BLIKSEM - Gruesome Mastepiece

Trash-Metalbands gibt es viele, Thrash-Metalbands mit Frau am Mikro nicht. Neben Holy Moses und der All-Girl-Band Nervosa sind mir nur noch die belgischen Bliksem bekannt, die 2013 mit „Face the Evil“ ihr Langspiel-Debut feierten und nur zwei Jahre später mit „Gruesome Masterpiece“ nachlegten. Ob es sich dabei wirklich um ein Meisterwerk handelt, wird sich erst noch zeigen müssen, immerhin wurde „Master of puppets“ auch nicht sofort zum Meisterwerk erklärt.

Bliksem spielen auf ihrem Zweitwerk keinen reinen Thrash mehr wie auf ihrem Debut, sondern mischen vereinzelt auch Prog-Elemente (!) mit in die Songs.

Die ersten beiden Songs sind zwar noch klassische Thrash-Hymnen wie man sie von Slayer oder Exodus gewohnt ist. Aber schon mit „Room without a View“ werden die Thrash-Riffs durch klassische Metal-Riffs ersetzt, Sängerin Peggy Meeussen reduziert ihre Shouts auf ein Minimum und singt stattdessen mit melodischer Klarstimme, begleitet von zwar recht harten aber melodischen Gitarrenriffs. Zum Ende hin wird aber wieder die Thrash-Keule ausgepackt.

„Mistress of the Damned“ beginnt dann recht ruhig mit Schlagzeug, Akustikgitarre und gedämpftem Gesang. Zwischendurch pendelt der Song zwischen Powerballade und Up-Tempo-Song, quasi eine Thrash-Ballade.

Der folgende Song ist wieder komplett im Up-Tempo-Bereich anzusiedeln, wobei erneut auch klassische Thrash-Riffs und -shouts weitgehend verzichtet wird.
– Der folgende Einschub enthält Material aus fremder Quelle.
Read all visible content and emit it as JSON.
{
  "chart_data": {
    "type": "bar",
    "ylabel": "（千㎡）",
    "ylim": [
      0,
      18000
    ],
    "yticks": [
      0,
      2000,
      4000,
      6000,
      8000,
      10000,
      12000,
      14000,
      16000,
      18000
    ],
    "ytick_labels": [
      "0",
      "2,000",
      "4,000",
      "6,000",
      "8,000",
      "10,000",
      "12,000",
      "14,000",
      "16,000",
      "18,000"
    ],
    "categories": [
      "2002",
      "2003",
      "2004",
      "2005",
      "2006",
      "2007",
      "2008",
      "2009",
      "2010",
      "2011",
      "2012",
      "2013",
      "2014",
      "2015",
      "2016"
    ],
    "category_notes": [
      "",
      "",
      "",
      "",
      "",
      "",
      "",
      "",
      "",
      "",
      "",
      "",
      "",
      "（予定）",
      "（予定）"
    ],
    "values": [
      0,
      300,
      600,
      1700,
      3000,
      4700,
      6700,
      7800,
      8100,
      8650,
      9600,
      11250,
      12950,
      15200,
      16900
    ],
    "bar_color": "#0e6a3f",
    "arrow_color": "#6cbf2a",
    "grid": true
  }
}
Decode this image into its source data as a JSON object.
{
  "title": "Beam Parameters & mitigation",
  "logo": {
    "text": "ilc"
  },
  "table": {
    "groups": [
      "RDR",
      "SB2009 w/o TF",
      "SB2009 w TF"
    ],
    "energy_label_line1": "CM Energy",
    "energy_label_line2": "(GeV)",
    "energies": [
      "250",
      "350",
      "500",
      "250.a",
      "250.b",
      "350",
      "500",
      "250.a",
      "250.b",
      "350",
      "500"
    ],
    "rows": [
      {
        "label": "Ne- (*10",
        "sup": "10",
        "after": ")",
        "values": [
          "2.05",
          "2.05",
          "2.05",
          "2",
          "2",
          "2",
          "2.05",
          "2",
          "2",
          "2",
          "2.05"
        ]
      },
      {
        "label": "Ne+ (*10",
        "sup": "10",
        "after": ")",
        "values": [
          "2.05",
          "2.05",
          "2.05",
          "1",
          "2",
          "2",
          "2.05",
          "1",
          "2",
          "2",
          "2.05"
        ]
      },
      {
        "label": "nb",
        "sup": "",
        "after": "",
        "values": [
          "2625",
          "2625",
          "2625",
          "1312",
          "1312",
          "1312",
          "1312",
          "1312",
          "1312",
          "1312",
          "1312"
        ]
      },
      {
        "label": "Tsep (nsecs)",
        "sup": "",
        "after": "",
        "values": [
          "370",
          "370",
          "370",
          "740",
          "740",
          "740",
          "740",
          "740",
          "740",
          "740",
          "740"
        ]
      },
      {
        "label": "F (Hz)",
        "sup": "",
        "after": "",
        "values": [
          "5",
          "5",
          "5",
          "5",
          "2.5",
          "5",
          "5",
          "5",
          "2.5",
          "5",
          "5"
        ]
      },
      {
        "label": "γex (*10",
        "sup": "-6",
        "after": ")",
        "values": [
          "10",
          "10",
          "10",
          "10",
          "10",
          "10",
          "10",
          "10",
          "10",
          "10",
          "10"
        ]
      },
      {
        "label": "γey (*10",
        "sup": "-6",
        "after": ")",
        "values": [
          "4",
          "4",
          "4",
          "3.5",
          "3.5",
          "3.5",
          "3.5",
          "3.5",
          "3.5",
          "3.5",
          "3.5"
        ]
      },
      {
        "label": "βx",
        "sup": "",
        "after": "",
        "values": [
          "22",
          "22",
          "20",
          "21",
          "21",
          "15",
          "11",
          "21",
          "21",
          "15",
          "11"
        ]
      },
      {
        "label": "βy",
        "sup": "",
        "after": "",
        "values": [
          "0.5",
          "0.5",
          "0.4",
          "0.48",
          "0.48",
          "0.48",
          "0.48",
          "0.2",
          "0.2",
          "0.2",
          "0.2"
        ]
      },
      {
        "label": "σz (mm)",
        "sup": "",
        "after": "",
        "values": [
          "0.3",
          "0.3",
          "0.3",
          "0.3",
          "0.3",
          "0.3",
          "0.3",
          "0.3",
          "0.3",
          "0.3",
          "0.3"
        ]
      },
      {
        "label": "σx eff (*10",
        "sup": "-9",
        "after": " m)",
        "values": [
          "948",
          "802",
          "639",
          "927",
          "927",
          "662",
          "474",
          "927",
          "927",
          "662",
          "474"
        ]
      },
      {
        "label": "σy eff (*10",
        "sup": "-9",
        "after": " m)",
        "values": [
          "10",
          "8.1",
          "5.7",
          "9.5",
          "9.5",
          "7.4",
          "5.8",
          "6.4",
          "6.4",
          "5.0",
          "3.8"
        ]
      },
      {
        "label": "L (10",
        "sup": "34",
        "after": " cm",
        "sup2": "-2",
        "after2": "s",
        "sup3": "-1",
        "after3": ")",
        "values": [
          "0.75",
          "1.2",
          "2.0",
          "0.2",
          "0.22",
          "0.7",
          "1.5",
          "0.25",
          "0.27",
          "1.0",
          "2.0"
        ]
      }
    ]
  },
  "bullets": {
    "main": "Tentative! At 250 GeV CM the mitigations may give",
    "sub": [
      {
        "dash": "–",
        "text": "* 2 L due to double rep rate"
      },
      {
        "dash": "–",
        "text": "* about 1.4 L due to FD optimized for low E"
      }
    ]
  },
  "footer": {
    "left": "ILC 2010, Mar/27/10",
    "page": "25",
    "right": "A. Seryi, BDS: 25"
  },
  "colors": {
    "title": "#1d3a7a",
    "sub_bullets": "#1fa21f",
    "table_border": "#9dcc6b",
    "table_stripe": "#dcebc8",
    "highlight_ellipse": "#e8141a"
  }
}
Ein starker Song.

Mit „Morphine Dreams“ wird es episch: neuneinhalb Minuten Spielzeit, recht doomlastige Grundstimmung und in der Mitte ein langgezogenes Solo. Bestens geeignet für Freunde der anspruchsvolleren Musik.

Doch auch die Thrash-Puristen müssen nicht darben. Mit „Twist the Knife“ haben Bliksem wieder eine Abrissbirne am Start, die keine Wünsche offen lässt.

Auch „Barbaric Nation“ hat wieder jede Menge bärenstarker Riffs zu bieten, so dass man sich wundert wie Jeroen De Vries und Toon Huet diese förmlich aus den Ärmeln schütteln.

Headbang-Alarm gibt es mit „Fucked Up Avenue“ wieder. Ein Song, bei dem das Gaspedal bis zum Anschlag runtergedrückt wurde.

Der Rausschmeißer „Out of the Darkness“ beginnt balladesk und steigert sich dann in einen leicht an Warlock erinnernden Rocker mit sehr gutem Gesang.

„Gruesome Masterpiece“ ist durchaus ein kleines Meisterwerk, abwechslungsreich und spannend bis zum Schluss. Da ist Bliksem ein Album gelungen, dass sich keineswegs vor anderen Thrash- und allgemein Metalalben verstecken muss.